Bisnis.com,, JAKARTA – Revisi UU No 17/2003 tentang Keuangan Negara dinilai mendesak, khususnya dalam rangka memisahkan aset BUMN dari kekayaan negara.
Mantan Sekretaris Kementerian BUMN Muhammad Said Didu mengatakan perubahan perlu dilakukan, terutama pada pasal 2 huruf g, yang selama ini menimbulkan implikasi bahwa semua pengelolaan kekayaan negara di BUMN harus mengikuti mekanisme pengelolaan keuangan negara.
Pasal itu berbunyi kekayaan negara/kekayaan daerah yang dikelola sendiri atau pihak lain berupa uang, surat berharga, piutang barang serta hak-hak lain yang dapat dinilai dengan uang, termasuk kekayaan yang dipisahkan pada perusahaan negara/perusahaan daerah.
Akibatnya, keuangan BUMN disamakan dengan keuangan negara. Demikian pula dengan kekayaan, aset dan kerugian. Implikasi lebih jauh, merugikan BUMN disamakan dengan korupsi, bukan pidana umum.
Pasal 2 huruf g bertentangan dengan penjelasan pasal 4 UU No 19/2003 tentang BUMN yang menyatakan pembinaan dan pengelolaan penyertaan modal pada BUMN yang berasal dari kekayaan negara tidak lagi berdasarkan pada sistem APBN, tetapi berdasarkan pada prinsip-prinsip perusahaan yang sehat.
“Ini dapat diselesaikan dgn satu kata, tambahkan kata ‘tidak’. UU lain sudah terhapus semua karena cantolan UU lain itu ada di pasal 2 itu,” ujarnya dalam diskusi publik yang digelar Komisi Hukum Nasional, Rabu (24/7/2013)

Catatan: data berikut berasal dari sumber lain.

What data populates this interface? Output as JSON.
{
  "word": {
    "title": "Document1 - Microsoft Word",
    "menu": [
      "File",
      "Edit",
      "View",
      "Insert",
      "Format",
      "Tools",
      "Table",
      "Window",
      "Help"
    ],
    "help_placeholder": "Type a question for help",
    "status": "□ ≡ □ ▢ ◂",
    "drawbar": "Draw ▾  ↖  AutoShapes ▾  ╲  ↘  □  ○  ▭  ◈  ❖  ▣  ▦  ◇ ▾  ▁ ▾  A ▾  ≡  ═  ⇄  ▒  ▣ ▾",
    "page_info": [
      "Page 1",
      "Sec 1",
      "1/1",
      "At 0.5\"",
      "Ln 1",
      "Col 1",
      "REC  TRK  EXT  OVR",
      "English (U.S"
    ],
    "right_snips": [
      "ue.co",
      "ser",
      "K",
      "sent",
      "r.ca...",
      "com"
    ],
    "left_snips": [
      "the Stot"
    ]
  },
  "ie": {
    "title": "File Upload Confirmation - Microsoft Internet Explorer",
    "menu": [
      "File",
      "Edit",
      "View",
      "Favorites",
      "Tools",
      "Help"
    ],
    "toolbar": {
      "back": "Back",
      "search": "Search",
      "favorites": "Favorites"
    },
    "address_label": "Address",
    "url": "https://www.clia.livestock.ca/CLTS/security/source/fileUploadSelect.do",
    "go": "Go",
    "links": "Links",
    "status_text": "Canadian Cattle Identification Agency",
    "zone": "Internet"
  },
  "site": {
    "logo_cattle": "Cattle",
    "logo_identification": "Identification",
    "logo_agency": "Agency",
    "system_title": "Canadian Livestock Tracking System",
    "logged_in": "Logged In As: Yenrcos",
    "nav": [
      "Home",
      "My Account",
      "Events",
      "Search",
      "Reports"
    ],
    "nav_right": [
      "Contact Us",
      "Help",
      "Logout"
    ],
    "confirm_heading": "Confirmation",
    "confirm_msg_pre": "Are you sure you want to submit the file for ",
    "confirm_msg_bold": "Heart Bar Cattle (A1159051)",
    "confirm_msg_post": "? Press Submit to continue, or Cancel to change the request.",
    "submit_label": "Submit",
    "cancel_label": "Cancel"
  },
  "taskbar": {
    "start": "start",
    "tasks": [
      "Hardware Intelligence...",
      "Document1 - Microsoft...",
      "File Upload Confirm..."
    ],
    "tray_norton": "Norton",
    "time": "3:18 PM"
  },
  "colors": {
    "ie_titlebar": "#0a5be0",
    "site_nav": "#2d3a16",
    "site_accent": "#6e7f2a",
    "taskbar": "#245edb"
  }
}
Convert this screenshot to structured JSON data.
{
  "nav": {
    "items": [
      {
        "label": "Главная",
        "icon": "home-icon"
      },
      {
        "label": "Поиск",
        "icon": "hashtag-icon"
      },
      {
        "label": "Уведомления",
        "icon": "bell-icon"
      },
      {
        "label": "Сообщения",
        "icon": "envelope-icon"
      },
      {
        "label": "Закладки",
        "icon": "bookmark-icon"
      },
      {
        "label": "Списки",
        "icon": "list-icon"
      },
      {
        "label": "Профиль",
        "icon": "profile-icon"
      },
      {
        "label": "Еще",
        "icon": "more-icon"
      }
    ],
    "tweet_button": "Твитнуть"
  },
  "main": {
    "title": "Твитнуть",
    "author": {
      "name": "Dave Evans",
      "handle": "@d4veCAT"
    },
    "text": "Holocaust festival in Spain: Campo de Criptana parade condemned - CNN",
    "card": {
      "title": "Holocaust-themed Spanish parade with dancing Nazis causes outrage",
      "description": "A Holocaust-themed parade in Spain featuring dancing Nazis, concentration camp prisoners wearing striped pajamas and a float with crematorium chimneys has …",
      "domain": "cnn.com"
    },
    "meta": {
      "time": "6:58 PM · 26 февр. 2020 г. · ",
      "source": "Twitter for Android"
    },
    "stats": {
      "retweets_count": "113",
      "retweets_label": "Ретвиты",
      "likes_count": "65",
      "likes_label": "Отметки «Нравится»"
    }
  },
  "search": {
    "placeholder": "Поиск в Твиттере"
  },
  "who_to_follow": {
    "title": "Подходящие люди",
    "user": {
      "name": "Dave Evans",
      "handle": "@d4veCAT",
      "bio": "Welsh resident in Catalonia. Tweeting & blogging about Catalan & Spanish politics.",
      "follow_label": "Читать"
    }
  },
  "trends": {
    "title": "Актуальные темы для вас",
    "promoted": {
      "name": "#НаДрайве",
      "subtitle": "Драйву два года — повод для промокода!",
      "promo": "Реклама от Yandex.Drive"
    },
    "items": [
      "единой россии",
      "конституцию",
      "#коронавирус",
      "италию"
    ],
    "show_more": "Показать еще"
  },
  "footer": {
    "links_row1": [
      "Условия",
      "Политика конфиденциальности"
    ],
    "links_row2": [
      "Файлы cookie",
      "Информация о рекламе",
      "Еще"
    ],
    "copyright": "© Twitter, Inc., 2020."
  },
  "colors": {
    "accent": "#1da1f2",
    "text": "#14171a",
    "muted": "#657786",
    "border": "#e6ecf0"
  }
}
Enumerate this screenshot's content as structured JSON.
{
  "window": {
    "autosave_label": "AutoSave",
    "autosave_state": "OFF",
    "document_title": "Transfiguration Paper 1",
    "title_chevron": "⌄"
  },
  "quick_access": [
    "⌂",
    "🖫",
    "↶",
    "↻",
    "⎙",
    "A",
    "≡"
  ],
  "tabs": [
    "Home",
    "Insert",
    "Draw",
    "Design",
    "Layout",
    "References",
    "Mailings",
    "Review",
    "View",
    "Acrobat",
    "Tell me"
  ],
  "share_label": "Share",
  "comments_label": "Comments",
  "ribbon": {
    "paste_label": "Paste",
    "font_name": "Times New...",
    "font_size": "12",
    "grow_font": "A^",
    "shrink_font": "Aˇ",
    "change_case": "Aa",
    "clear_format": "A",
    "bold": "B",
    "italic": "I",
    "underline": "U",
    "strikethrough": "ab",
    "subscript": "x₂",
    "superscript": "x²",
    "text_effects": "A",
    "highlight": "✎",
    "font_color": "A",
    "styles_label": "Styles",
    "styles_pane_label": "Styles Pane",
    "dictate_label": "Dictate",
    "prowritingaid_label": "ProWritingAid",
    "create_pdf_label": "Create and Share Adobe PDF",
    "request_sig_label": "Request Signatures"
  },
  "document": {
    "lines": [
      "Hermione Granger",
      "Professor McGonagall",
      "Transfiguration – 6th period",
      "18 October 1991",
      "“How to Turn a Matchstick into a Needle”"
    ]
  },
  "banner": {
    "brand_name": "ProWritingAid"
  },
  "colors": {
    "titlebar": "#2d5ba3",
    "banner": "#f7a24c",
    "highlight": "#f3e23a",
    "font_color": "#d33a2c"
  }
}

Dengan demikian, pasal itu berbunyi, kekayaan negara/kekayaan daerah yang dikelola pihak lain berupa uang, surat berharga, piutang barang serta hak-hak lain yang dapat dinilai dengan uang, tidak termasuk kekayaan yang dipisahkan pada perusahaan negara/perusahaan daerah.
Said menilai Fatwa Mahkamah Agung No WKMA/Yud/20/VIII/2006 tentang Pemisahan Kekayaan BUMN dari Kekayaan Negara sebenarnya sudah baik karena memberikan kejelasan dalam praktik peradilan yang berkaitan dengan kekayaan negara.
Hal itu dikuatkan dengan Putusan Mahkamah Konstitusi No 77/PUU-IX/2011 yang menyatakan BUMN adalah badan usaha yang memiliki kekayaan terpisah dari kekayaan negara sehingga kewenangan pengurusan kekayaan usaha, termasuk penyelesaian utang BUMN tunduk pada hukum perseroan terbatas, yakni UU No 40/2007.
Namun, dua putusan itu menimbulkan kontroversi dan diprotes banyak pihak karena dianggap menghalangi upaya pemberantasan tindak pidana korupsi.
Menurut Said, BUMN adalah badan hukum, karena itu memiliki kekayaan sendiri. Kekayaan itu berstatus sama dengan kekayaan/aset perusahaan perseroan terbatas lainnya, dapat diagunkan untuk mendapat pinjaman, dapat disita dan dapat digadaikan.